Introduction à la Psychologie de la Santé

La psychologie de la santé s'intéresse aux facteurs qui influencent l'état de santé des individus. Cette discipline prend en compte une multitude de déterminants, allant des conditions sociales aux traits de personnalité, en passant par les comportements.

Les Déterminants Sociaux de la Santé (DDS)

Les DDS sont les «conditions dans lesquelles les individus naissent, grandissent, vivent, travaillent et vieillissent », incluant le système de santé (OMS, 2011).

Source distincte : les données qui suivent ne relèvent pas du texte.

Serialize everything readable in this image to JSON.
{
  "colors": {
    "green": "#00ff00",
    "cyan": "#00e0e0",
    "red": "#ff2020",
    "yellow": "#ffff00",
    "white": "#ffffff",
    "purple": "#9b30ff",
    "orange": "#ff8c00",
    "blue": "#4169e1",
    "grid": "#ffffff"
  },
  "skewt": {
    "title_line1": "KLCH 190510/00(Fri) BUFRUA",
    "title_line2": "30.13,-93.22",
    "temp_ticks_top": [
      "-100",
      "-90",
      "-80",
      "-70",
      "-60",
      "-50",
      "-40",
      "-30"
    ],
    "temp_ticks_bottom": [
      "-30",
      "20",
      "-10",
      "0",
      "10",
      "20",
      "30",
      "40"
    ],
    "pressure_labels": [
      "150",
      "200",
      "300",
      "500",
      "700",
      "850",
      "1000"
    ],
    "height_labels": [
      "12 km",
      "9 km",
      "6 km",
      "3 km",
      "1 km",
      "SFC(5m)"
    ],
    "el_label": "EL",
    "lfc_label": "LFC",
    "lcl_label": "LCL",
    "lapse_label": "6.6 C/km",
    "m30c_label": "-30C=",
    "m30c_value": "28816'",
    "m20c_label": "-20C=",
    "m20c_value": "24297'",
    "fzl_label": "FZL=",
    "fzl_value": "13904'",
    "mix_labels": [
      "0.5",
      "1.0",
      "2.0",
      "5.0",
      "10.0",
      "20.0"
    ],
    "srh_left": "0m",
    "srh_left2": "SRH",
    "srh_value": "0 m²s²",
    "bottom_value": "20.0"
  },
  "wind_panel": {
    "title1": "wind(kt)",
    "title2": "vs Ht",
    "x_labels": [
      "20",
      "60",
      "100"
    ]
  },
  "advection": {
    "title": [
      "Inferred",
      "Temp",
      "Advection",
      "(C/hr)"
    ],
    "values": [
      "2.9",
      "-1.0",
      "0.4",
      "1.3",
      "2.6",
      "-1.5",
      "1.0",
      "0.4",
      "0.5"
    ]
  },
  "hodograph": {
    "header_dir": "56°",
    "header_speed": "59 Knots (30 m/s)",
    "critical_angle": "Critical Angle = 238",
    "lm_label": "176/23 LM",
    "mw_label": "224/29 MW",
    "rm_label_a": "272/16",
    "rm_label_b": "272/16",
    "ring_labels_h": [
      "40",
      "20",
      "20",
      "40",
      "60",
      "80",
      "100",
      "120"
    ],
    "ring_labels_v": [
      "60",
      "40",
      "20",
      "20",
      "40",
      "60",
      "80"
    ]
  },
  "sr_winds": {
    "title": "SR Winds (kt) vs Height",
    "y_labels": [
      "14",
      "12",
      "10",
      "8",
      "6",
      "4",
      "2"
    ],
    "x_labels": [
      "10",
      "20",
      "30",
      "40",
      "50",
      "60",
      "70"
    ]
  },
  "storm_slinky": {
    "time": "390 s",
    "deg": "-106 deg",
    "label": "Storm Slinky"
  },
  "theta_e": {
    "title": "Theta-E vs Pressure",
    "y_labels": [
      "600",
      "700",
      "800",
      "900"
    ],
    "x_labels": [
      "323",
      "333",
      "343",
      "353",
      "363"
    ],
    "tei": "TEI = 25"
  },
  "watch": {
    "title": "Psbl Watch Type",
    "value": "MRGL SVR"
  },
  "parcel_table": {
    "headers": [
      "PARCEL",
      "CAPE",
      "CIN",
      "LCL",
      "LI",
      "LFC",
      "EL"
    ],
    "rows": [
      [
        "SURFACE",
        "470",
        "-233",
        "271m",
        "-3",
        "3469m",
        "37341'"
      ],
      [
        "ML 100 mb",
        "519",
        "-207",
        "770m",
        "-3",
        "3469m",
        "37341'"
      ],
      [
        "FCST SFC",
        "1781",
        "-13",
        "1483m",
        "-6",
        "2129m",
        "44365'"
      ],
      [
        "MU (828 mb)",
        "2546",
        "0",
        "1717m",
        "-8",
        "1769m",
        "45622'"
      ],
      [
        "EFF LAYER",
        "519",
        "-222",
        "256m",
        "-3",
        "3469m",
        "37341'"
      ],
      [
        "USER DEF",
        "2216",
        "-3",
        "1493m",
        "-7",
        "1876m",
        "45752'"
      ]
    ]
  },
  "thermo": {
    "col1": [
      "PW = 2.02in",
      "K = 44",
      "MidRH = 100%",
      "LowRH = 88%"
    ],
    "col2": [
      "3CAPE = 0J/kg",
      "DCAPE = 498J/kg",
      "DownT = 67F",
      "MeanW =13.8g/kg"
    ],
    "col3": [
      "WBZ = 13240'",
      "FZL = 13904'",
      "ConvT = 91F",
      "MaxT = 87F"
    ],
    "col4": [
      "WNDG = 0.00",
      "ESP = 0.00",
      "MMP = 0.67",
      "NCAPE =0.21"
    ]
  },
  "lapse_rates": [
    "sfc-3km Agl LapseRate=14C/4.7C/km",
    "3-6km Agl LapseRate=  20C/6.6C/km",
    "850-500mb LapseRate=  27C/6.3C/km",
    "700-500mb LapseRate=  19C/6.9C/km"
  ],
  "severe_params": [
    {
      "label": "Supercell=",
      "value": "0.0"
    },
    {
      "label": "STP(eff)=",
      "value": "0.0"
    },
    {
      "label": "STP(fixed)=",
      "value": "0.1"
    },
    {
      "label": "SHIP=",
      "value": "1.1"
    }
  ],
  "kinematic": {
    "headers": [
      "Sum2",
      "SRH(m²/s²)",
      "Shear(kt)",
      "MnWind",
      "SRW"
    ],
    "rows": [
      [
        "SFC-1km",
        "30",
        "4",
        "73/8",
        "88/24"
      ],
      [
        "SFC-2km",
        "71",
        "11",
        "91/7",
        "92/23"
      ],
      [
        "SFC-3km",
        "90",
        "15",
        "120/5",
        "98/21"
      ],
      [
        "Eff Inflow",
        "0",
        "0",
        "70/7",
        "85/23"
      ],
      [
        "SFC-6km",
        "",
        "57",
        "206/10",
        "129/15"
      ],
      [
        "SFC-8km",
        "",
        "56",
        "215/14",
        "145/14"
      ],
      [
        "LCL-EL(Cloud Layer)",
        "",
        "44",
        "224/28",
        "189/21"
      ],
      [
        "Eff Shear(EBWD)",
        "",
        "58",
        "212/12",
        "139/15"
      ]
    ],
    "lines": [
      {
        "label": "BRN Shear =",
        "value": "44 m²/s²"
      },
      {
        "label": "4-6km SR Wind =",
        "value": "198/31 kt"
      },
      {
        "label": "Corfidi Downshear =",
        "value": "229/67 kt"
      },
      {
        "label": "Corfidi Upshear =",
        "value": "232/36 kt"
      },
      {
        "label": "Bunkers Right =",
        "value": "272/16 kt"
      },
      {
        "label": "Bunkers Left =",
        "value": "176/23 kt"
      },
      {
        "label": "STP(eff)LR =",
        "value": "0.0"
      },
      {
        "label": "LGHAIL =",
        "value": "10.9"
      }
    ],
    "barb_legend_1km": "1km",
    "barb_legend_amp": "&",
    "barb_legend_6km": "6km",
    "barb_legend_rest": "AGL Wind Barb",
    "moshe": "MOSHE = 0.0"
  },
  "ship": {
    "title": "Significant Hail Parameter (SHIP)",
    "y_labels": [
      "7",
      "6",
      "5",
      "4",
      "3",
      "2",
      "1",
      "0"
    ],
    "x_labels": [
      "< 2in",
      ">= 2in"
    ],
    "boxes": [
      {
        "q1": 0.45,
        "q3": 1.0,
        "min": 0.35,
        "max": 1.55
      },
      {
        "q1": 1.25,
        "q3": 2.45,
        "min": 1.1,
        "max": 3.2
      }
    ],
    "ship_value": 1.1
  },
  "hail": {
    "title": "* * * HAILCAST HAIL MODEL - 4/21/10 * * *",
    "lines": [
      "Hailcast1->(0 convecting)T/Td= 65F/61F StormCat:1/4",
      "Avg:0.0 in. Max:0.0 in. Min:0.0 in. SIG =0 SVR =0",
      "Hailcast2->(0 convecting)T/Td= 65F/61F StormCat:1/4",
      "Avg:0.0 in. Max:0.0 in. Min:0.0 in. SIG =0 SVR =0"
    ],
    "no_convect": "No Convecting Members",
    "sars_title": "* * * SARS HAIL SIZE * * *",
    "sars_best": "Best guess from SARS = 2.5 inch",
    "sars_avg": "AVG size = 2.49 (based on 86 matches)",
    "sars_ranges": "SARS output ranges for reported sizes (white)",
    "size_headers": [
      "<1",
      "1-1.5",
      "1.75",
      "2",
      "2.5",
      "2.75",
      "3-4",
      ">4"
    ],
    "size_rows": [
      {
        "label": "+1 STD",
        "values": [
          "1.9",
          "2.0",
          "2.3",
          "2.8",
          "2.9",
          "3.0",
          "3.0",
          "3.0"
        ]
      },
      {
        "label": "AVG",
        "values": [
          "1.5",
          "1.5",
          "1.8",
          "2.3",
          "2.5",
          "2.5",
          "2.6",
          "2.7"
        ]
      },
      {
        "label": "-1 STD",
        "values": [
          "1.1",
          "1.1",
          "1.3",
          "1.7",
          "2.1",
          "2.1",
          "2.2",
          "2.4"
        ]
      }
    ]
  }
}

Ils sont la cause principale des inégalités de santé.

Facteurs Influents des DDS

  • Facteurs sociaux
  • Facteurs politiques
  • Facteurs économiques
  • Facteurs culturels
  • Facteurs environnementaux

Impact des DDS sur la Santé Environnementale

La santé environnementale, selon l'OMS, regroupe «tous les aspects de la santé et de la qualité de vie des populations qui résultent de l'action sur l'homme de facteurs biologiques, chimiques et physiques de l'environnement». Environ 15% à 20% du fardeau des maladies en Europe est dû à l'environnement.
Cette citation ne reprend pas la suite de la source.